When I was a little girl, and always wanting something to do, sometimes on hot summer afternoons, My Sweet Mama would send me out to fetch a collection of dandelion stems.
“Get the longest ones you can find,” she would say, and away I would go to find the exact thing that she asked for. I suspect that she would “make hay while the sun shone” (as she sometimes put it) and got some short jobs tackled while I was out there pulling stems, but eventually I would return with some stems that she deemed good enough.
She would fill a short jar with cold water, and then she would select a sturdy stem and carefully make two half-inch slits in one end of it, making four little loose sections at what was now the bottom of the stem. She would blow into the other end to be sure that it was unobstructed, then she would put the cut end of the stem into the water and blow a steady breath into the other end, making a delightful noise as the bubbles rose to the surface around the stem.

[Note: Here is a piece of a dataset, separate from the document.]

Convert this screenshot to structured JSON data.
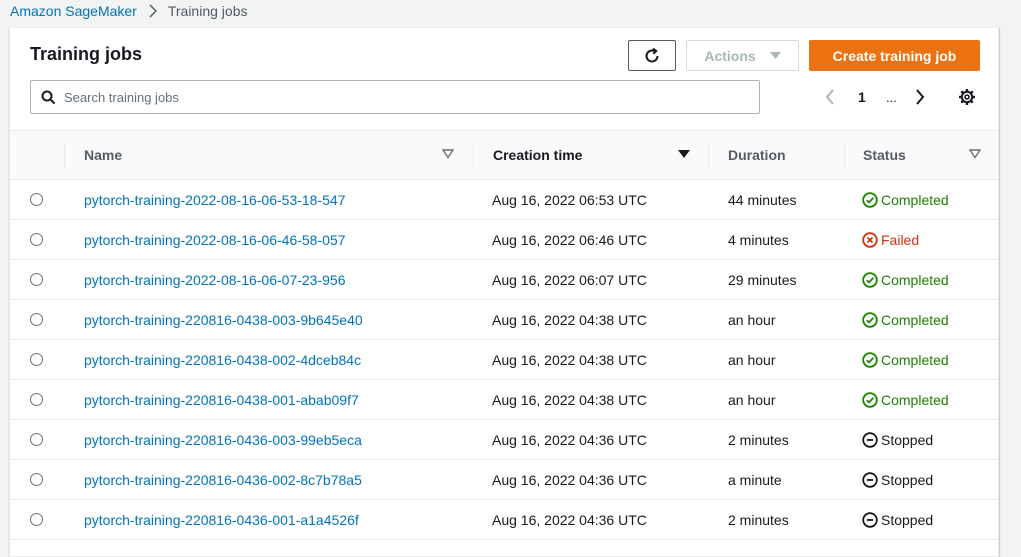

It was so exciting, to see Mama start these little things for us. We would blow vigorously into the end of our very own miracle toy and watched the bubbles rise with fascination. As the bubbles rose, the small pieces of dandelion began to curl up and over themselves in the most satisfying fashion. It would form the most delicate curls that would hang in round perfection off the bottom of a common green stem. We could use up many a long, hot hour with our homemade diversion.
This week, my sister in law, Rose, gave me an armload of rhubarb. I brought it home and stuck it upright in a tall container overnight. Yesterday, I cleaned it and trimmed it and put it into my big sink in water, while I cut it up and got it ready for the freezer for pies and rhubarb sauce. It was magnificent!!!
We had just gotten home after 6 days away, and I kept getting diverted from my task by various “homecoming rituals.” Some of the stalks of rhubarb lay in the water longer than expected. I came back to the sink and found my rhubarb starting to curl in a very familiar way. I found myself suddenly transported to a cement porch step on a hot summer afternoon, and wondered at the lurch in my heart.
I tried to shake the tugging memory by wondering if Rhubarb and Dandelion are related somehow, and examined the stems of the rhubarb as I diced them into a measuring container for pies. My examination of the stems revealed the familiar looking curls, but a solid center. They really aren’t related, I decided, and finished the chopping and bagging and freezing.
The memory kept dogging me today, though, so I decided to go and try to find some dandelion stems and make some curls. It’s been years, but I haven’t forgotten how to do it. “I’ll just pick me a few stems, and see if the curls are as similar as I thought,” I said to myself after lunch was over, and headed out the back door.
I stopped just outside the garage in the hot summer sun. It felt oppressive, and I felt like I could hardly breathe. I took a quick look over our lawn, and not seeing a single speck of yellow, looked again. Not a single dandelion anywhere. We haven’t waged war against dandelions in our yard, but Certain Man’s careful manicuring has made them non-existent. I felt strangely disappointed that there were none to be had, but escaped back into the cool of my kitchen and got ready for my afternoon intermediates Sunday School class.
I’ve thought happily about my innocent, carefree, childhood and the path my life has taken and the curlicues of the side roads and detours. I thought about the memories that are so good and about a Mama who would stop her work to blow dandelion curls with her children. I thought about the world in which my grandchildren are growing up and I wished for them Rhubarb pies and Dandelion curls on hot summer evenings.
And then I know . . .
They will have their own recollections of childhood, and will trace those memories some day. They are growing up in a totally different time, to be sure, but this Grammy prays that when memories come crowding in on a random Sunday afternoon, they will be remembered with a gladsome and grateful heart. And I add another prayer that part of those memories will be of a Grammy that not only prayed for them, but also loved them fiercely.
My heart gives humble, grateful praise that I can call them “mine!”